Column 478, “It is clear that Article (189) in respect of those Regulations this House can be nothing but a conduit pipe. That will be its role. We cannot reject or even vary any of the regulations which are at present pouring out from Brussels. The collective law of the Community would bind the individual British citizen, and Parliament and Courts alike would be powerless to intervene. That would be a heavy price to pay for Membership of the Community”.
“The British people may, in the event, pay it. I do not presume to prophesy about that, but I do know that they should not be asked to pay it in ignorance. It is a mistake to assume that the British people are interested only in the economic bread and butter aspects of this matter. It is a mistake to assume that they are not interested in these great political and constitutional matters. I know, of course, that terms like “sovereignty” are not part of the every day idiom of the British people; but they represent things which are long-established and cherished. They are like the air we breathe—little noticed in its presence but valued beyond price in the event of deprivation”.
“There is therefore, a duty on the Government of explanation and instruction, a duty not to gloss over these political and constitutional consequences”.
Mr Stanley Orme (Lab), 16th November 1966, Col 489. “I want first to consider the European situation. At a private meeting in the House, M. Spaak, who was prominent in the setting up of the Community, explained his concept of what the European Community should be and what it should entail, and his explanation sent shivers down the spine’s of some of my Hon Friends who are very pro-European. M. Spaak’s political concept is that of many statesmen, particularly among the five, excluding France, (General de Gaulle, who wanted a Europe des Patries) It is the political issue which we must seriously consider”.
“M. Spaak is against the entry of any neutrals. He regards the Community purely as an extension of the militarily based N.A.T.O. a further extension of a military alliance. I do not attribute those views to all of my Hon Friends who favour entry, but I do know that there are many Hon Members on both sides of the House who are interested in the Community not just as an economic unit but as a political unit too. They regard it as a supranational authority of which Britain should be a part”.

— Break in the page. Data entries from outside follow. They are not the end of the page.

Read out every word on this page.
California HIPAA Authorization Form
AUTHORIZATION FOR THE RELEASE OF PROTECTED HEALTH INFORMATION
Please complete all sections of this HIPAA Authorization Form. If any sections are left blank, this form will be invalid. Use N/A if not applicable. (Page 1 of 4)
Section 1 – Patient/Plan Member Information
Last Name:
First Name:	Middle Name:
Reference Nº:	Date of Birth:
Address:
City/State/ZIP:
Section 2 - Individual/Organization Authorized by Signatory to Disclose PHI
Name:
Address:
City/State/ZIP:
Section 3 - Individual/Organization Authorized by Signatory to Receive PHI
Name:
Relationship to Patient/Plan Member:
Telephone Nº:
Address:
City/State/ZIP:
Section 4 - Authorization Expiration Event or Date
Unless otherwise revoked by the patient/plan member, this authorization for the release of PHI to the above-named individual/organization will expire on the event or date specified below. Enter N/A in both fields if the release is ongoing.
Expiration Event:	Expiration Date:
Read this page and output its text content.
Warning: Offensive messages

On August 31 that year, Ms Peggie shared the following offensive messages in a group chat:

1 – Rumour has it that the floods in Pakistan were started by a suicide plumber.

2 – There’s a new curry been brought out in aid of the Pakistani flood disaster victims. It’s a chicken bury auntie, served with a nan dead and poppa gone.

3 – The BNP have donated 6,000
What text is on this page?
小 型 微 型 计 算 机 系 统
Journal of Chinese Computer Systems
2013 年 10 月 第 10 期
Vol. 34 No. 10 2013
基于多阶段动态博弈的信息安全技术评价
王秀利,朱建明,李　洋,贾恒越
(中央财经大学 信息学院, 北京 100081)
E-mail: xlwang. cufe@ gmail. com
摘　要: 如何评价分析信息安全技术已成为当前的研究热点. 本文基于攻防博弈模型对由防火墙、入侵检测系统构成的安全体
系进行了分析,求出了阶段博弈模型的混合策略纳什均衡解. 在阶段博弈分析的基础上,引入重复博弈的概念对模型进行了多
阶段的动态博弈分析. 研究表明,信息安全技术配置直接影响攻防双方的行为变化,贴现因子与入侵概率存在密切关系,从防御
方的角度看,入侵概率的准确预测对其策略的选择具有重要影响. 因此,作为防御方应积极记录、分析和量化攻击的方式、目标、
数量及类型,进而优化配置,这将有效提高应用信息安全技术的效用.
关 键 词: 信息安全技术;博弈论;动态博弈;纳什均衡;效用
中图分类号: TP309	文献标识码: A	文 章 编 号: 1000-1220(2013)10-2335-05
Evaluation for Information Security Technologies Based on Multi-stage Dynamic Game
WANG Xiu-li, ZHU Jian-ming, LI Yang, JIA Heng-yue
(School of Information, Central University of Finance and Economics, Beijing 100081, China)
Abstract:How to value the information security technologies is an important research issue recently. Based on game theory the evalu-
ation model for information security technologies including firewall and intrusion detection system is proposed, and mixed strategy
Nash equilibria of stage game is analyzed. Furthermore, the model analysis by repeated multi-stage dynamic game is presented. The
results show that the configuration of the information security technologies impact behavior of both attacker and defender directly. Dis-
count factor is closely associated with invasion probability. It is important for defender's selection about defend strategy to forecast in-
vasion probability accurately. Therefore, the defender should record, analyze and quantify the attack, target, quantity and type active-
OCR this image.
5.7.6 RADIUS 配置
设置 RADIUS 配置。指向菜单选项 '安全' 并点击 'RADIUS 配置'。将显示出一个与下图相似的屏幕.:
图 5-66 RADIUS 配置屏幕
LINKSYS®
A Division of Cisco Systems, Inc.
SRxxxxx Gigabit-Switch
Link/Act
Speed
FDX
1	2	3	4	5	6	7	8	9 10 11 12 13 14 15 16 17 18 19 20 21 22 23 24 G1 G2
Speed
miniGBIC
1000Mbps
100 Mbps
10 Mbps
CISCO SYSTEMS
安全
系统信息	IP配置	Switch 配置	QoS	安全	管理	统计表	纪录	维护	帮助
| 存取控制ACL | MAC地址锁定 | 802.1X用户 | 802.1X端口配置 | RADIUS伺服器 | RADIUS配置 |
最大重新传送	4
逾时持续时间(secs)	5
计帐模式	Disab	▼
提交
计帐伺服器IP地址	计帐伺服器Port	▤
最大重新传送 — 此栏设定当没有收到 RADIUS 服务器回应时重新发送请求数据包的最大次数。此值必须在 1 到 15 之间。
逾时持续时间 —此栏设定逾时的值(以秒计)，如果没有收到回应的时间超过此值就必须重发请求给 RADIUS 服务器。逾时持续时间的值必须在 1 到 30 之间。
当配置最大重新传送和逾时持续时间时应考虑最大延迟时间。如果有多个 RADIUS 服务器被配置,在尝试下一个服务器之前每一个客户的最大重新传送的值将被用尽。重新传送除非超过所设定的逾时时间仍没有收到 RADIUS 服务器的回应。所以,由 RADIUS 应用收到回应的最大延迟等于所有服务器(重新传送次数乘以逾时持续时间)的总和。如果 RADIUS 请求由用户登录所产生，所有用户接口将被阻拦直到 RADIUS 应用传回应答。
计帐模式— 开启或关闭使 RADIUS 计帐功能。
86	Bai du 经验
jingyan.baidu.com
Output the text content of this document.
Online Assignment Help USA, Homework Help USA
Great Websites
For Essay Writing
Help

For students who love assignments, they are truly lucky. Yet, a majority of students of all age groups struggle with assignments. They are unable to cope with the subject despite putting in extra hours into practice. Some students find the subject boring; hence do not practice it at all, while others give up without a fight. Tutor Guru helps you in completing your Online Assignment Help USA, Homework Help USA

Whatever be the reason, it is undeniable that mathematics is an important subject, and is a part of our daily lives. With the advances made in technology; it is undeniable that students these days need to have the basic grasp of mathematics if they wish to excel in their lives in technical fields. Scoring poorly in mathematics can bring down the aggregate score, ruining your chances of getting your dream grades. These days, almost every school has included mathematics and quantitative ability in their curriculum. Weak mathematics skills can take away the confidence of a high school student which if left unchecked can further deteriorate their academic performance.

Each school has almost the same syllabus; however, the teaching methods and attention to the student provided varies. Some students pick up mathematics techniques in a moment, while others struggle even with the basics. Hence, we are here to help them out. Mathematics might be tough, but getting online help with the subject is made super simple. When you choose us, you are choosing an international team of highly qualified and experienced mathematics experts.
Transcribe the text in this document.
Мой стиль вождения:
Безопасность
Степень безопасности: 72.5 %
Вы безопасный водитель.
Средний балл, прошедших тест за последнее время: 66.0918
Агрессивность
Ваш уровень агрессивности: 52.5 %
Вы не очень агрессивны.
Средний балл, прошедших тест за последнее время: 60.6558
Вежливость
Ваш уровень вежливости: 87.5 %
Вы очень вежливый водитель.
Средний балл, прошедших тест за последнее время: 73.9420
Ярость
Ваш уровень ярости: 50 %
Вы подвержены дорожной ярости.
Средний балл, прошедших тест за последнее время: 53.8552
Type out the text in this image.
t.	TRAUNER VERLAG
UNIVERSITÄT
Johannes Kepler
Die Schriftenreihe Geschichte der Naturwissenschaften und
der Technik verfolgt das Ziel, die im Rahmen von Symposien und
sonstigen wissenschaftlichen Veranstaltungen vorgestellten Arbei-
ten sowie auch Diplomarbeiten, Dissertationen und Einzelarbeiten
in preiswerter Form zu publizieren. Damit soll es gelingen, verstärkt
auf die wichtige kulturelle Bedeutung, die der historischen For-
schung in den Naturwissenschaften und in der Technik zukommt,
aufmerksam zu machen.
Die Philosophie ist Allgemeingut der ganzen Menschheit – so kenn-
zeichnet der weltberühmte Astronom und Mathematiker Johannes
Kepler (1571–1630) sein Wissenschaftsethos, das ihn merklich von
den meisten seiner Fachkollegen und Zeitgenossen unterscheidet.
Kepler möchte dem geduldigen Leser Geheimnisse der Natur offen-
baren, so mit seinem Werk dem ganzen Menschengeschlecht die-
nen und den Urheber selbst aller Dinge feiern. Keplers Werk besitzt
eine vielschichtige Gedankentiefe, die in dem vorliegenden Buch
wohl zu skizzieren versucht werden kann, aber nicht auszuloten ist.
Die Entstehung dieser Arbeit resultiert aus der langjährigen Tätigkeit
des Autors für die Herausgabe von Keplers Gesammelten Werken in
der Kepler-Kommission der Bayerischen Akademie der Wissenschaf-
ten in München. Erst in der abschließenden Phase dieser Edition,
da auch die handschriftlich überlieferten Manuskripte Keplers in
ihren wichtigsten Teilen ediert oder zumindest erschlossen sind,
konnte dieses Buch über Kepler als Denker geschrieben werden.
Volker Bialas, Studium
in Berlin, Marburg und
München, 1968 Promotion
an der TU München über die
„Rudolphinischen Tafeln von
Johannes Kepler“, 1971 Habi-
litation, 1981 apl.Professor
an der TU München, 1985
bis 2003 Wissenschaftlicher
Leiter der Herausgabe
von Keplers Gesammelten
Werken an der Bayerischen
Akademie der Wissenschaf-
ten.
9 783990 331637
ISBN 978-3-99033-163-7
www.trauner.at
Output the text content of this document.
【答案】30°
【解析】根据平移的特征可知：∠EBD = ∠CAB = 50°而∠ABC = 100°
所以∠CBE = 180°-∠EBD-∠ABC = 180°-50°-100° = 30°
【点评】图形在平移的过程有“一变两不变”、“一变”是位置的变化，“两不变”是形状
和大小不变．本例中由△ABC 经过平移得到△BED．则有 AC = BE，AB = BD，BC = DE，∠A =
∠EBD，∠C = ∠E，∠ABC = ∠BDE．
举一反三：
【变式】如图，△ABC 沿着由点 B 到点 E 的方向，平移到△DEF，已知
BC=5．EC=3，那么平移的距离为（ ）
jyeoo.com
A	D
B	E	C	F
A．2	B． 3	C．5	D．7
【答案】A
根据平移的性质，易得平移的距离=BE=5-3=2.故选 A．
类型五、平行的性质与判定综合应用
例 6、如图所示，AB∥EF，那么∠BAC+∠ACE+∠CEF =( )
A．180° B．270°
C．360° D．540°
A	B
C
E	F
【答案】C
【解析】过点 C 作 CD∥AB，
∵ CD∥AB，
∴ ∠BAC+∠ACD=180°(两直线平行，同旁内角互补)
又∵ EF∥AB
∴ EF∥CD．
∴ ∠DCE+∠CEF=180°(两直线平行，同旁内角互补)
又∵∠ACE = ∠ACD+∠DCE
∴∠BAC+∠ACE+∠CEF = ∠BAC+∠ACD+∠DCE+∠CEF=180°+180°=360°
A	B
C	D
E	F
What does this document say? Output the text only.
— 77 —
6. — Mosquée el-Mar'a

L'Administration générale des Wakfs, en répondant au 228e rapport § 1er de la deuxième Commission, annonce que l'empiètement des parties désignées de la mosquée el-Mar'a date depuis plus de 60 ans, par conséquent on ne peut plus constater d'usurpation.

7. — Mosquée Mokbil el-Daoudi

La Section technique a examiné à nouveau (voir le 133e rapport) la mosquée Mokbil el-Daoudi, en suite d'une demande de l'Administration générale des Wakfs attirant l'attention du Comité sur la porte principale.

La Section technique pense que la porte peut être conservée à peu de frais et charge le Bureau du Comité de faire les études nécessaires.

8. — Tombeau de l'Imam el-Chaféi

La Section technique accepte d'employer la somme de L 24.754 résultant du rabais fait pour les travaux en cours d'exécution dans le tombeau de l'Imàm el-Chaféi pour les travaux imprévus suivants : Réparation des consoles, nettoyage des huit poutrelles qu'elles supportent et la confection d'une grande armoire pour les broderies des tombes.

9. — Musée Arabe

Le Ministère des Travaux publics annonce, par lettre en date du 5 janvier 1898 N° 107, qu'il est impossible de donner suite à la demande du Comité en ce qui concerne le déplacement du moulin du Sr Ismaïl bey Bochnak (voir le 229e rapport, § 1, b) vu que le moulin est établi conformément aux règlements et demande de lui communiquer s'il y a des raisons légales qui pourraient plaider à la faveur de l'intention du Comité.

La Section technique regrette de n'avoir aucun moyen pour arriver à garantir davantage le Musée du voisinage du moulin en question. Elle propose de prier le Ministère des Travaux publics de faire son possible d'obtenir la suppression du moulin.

Page 492 still Mr Orme, “It has been said that the British people do not fully understand what is involved in our entry to the Common Market. This is true, and I am hoping that the continuing debates on this matter will get the facts across to our people. It is not just a matter of an increase in food prices, serious as they may be; it is not simply the effect on the economy, the distribution of our industry and our future development, or our social services. It has also to do with how the Community is operated and controlled. The Community is undemocratic”.